Arte queria deixar de viver a vida que seus pais queriam para ela, fechada naquele mundo tradicional. Queria conhecer o mundo dos humanos. Passou a refletir a subjetividade dos artistas em vez de representar a realidade objetivamente, como sua família fazia. O grande sacerdote da época, Hegel, disse a ela que quando começasse a representar traços individuais ela começaria a perecer. Pois estaria deixando de lado a forma para expressar o conteúdo. Mas Arte seguiu seu instinto e entrou em uma viagem de autoconhecimento.

Começou rompendo com todos os padrões tradicionais que sua família impunha a ela. Arte tentou fugir das formas acadêmicas e dos ideais de beleza e passou a se vestir com roupas mais abstratas, que comunicavam uma vontade de questionar sua própria natureza. Mas cada vez mais ela se afastava da realidade humana e se prendia aos costumes da sua família que buscava autonomia em relação à vida dos humanos. Nesse embate entre forma e conteúdo, passou por diversos estilos, como o impressionismo, expressionismo, simbolismo, surrealismo; tentando encontrar uma representação que se encaixasse nos ideais da sociedade. Mas os tempos eram de crise, ninguém acreditava mais em nada…

Arte então começou a querer se integrar mais à vida dos humanos. Ela passou a se apropriar de objetos do cotidiano e incorporá-los à sua personalidade. Mas não conseguia se afirmar por inteiro, pois seu conteúdo estava vazio por se basear apenas em idéias. Resolveu buscar dentro de si mesma uma opção que trazia à tona sentimentos. Mas as desconstruções dos ideais acabaram afetando Arte em sua própria natureza. Cada vez mais ela extrapolava seus limites como uma forma de transgressão. Acabou se tornando abstrata novamente ao tentar expressar o tempo moderno, mas não conseguia encontrar nenhum sentido que desse conta do que a sociedade acreditava. Então, resolveu representar a cultura popular e passou a ter um estilo pop.

Todos diziam que com seu espírito contestador, ela acabaria morrendo, pois com tantas experimentações ela deixou de ter uma base para ser ela mesma.

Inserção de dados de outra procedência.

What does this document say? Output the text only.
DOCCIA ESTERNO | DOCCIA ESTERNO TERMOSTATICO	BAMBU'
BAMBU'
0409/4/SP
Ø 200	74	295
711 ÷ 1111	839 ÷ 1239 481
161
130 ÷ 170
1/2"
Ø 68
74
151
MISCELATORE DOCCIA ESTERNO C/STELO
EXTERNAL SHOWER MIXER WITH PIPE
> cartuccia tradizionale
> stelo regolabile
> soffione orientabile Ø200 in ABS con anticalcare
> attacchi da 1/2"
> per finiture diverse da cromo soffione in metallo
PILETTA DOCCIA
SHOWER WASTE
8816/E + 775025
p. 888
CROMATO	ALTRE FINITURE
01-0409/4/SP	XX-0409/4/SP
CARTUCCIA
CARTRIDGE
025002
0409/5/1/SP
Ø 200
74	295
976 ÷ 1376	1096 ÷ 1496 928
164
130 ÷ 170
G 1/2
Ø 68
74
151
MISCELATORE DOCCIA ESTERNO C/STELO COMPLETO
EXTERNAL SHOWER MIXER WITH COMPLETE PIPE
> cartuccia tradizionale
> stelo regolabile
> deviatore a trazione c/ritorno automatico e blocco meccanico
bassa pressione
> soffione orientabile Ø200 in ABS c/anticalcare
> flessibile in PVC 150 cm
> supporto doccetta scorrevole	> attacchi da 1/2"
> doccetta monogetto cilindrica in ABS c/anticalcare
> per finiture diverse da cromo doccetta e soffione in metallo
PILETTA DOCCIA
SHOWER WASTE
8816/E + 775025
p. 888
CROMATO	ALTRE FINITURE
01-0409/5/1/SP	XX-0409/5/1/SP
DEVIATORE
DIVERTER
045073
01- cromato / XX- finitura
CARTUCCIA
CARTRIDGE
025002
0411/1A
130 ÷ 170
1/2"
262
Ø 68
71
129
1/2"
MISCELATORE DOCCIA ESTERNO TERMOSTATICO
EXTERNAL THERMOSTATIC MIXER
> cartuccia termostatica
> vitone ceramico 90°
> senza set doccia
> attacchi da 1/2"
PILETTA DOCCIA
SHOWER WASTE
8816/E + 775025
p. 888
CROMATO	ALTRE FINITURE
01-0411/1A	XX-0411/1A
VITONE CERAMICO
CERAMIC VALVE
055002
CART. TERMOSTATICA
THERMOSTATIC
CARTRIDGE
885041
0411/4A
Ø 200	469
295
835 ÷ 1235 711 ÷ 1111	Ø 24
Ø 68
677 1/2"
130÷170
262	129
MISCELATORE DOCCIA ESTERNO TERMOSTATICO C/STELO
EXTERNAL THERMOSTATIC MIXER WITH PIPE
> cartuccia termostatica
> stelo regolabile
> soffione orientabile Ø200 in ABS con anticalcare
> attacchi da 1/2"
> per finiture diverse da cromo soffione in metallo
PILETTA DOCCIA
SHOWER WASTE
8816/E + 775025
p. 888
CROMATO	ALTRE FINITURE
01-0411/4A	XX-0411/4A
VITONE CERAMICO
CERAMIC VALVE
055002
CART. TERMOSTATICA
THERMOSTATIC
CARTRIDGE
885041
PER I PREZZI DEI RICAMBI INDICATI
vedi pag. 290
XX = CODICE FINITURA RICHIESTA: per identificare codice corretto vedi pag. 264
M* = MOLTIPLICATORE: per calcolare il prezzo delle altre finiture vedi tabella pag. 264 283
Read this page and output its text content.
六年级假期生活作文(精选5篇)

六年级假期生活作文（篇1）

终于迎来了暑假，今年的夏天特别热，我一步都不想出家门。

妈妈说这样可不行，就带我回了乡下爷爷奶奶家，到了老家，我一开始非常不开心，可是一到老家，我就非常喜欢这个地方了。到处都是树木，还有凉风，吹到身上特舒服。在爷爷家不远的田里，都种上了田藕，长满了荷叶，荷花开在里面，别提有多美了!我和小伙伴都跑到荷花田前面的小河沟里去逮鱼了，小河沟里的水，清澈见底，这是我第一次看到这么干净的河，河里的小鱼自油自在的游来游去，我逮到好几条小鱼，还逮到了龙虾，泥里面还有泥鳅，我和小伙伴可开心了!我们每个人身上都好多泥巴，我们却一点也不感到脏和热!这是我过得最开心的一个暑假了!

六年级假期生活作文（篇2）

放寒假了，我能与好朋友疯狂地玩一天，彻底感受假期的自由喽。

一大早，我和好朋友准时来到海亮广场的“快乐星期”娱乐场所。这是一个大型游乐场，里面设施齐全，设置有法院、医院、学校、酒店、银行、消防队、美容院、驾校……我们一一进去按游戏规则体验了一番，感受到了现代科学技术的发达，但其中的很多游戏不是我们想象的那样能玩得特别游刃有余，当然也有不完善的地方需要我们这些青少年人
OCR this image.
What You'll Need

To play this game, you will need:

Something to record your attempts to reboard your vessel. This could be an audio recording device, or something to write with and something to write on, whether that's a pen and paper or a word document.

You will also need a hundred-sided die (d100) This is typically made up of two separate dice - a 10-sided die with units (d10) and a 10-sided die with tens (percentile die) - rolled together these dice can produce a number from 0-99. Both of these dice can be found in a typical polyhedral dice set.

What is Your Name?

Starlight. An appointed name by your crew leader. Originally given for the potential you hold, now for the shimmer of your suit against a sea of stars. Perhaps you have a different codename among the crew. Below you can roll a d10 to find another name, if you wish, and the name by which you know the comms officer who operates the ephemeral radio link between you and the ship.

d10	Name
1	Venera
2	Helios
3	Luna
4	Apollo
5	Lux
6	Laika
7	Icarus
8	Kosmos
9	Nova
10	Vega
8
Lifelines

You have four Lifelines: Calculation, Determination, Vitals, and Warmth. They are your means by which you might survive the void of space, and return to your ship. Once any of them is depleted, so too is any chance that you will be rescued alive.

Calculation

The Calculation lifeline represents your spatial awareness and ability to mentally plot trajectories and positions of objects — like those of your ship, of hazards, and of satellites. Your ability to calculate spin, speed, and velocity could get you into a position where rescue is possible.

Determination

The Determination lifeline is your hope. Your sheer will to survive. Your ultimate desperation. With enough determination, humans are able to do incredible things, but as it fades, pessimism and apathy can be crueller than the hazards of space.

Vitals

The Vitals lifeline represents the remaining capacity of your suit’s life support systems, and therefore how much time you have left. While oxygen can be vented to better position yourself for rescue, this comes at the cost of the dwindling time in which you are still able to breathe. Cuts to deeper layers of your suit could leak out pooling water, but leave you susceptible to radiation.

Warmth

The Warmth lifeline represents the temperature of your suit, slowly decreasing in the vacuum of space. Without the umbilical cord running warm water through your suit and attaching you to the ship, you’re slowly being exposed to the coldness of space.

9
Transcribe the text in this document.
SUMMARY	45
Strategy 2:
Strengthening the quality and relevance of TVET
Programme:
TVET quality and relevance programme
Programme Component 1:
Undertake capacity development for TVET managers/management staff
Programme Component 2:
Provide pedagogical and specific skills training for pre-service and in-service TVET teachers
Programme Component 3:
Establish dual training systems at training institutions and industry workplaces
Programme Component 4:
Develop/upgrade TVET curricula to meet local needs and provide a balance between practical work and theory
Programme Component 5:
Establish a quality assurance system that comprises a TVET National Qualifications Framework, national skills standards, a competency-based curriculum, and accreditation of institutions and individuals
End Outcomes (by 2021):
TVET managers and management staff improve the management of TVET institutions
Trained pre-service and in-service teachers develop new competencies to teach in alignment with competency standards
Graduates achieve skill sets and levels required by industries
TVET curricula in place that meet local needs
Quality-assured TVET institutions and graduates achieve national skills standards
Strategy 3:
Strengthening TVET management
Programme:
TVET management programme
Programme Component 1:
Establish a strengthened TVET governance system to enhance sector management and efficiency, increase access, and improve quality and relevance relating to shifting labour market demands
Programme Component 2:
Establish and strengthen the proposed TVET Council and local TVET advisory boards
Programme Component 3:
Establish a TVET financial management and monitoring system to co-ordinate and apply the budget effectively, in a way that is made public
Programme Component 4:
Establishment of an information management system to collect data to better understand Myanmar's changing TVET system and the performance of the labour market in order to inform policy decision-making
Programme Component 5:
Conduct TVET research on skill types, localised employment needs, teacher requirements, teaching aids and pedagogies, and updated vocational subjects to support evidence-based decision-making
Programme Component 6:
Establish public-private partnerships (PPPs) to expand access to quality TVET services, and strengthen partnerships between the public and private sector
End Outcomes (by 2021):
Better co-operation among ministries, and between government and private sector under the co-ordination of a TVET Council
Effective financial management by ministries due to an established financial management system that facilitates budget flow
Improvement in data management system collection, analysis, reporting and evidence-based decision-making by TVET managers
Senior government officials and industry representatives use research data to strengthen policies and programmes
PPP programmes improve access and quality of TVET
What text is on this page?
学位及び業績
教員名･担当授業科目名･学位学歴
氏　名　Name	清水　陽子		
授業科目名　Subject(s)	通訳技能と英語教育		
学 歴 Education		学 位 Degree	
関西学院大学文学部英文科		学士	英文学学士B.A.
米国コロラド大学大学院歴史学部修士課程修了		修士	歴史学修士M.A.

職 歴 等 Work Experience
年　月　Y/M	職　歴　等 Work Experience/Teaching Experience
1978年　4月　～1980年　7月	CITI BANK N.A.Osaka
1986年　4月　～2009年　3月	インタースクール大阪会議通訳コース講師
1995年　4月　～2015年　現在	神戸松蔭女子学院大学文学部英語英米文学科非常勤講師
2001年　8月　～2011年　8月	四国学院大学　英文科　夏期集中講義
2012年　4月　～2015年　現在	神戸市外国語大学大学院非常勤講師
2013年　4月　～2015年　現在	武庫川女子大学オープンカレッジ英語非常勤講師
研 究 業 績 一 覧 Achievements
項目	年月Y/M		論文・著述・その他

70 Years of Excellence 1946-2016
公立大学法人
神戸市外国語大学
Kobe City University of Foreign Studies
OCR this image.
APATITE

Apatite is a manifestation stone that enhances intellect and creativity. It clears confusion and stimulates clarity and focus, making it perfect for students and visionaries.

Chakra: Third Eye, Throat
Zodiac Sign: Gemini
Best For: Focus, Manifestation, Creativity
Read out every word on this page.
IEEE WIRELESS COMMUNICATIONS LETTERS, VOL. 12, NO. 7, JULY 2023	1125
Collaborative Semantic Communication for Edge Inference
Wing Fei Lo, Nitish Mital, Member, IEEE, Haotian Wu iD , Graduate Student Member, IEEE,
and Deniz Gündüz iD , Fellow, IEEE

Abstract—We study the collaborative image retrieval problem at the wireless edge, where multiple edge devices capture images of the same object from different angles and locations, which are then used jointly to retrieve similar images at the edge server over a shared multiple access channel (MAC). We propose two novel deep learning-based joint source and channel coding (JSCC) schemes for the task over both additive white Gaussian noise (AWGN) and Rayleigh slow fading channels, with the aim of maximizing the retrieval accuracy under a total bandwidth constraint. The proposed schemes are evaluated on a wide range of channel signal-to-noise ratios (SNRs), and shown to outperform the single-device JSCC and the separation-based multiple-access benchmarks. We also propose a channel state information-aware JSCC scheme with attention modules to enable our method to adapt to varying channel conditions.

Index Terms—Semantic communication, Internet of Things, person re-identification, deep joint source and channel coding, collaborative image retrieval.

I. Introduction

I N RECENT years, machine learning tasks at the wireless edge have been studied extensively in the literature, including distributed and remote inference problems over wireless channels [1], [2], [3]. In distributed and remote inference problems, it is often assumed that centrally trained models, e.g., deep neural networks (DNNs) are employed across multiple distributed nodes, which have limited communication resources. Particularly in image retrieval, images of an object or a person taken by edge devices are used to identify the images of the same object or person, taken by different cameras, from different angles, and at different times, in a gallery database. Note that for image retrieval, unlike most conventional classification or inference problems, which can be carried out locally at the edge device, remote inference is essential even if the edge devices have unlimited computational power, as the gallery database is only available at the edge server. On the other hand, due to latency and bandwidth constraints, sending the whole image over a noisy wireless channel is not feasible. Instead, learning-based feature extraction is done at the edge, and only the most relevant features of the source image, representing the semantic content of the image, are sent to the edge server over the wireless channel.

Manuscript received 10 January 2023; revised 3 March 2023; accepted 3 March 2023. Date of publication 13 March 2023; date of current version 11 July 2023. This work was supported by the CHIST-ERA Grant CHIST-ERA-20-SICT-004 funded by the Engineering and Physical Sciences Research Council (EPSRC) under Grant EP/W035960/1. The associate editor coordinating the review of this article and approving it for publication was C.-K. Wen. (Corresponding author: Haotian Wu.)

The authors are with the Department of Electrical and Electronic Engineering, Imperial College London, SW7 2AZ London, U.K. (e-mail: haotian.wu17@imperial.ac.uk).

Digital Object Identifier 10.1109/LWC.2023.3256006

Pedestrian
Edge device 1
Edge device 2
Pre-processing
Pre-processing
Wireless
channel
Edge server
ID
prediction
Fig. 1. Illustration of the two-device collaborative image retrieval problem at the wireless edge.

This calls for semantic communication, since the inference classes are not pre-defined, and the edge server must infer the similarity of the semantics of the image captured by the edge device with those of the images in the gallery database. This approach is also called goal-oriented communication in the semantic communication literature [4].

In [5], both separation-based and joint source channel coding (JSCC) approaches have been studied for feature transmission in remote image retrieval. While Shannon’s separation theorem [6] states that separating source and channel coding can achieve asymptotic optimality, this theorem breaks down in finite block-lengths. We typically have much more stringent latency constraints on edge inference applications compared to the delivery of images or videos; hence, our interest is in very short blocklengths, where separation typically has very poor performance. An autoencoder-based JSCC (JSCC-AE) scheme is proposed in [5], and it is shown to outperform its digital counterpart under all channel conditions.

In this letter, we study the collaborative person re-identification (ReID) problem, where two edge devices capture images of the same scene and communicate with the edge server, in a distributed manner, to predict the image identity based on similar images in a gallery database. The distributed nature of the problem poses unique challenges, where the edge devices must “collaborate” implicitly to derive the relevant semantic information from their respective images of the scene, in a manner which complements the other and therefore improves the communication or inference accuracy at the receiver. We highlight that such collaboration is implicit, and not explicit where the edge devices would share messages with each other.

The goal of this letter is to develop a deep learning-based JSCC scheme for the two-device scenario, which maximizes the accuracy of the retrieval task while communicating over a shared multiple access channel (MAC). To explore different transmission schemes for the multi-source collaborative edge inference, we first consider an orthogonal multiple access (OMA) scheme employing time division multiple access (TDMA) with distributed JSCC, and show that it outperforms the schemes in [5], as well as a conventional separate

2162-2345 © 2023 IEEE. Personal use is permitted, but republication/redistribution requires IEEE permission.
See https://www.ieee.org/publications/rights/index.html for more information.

Arte começou a seguir o que os críticos determinavam e acabou se perdendo no mundo capitalista que com a busca do novo a afastou cada vez mais de sua origem. Finalmente, conseguiu legitimar a sua pluralidade de estilos na pós–modernidade. Em sua busca de autoconhecimento, Arte descobriu que não tinha um estilo único. Sua natureza é de constante mudança, não precisava seguir os padrões estabelecidos pela tradição. Assim, Arte descobriu que sua essência é refletir o tempo em que os humanos se encontram, e por isso nunca morrerá.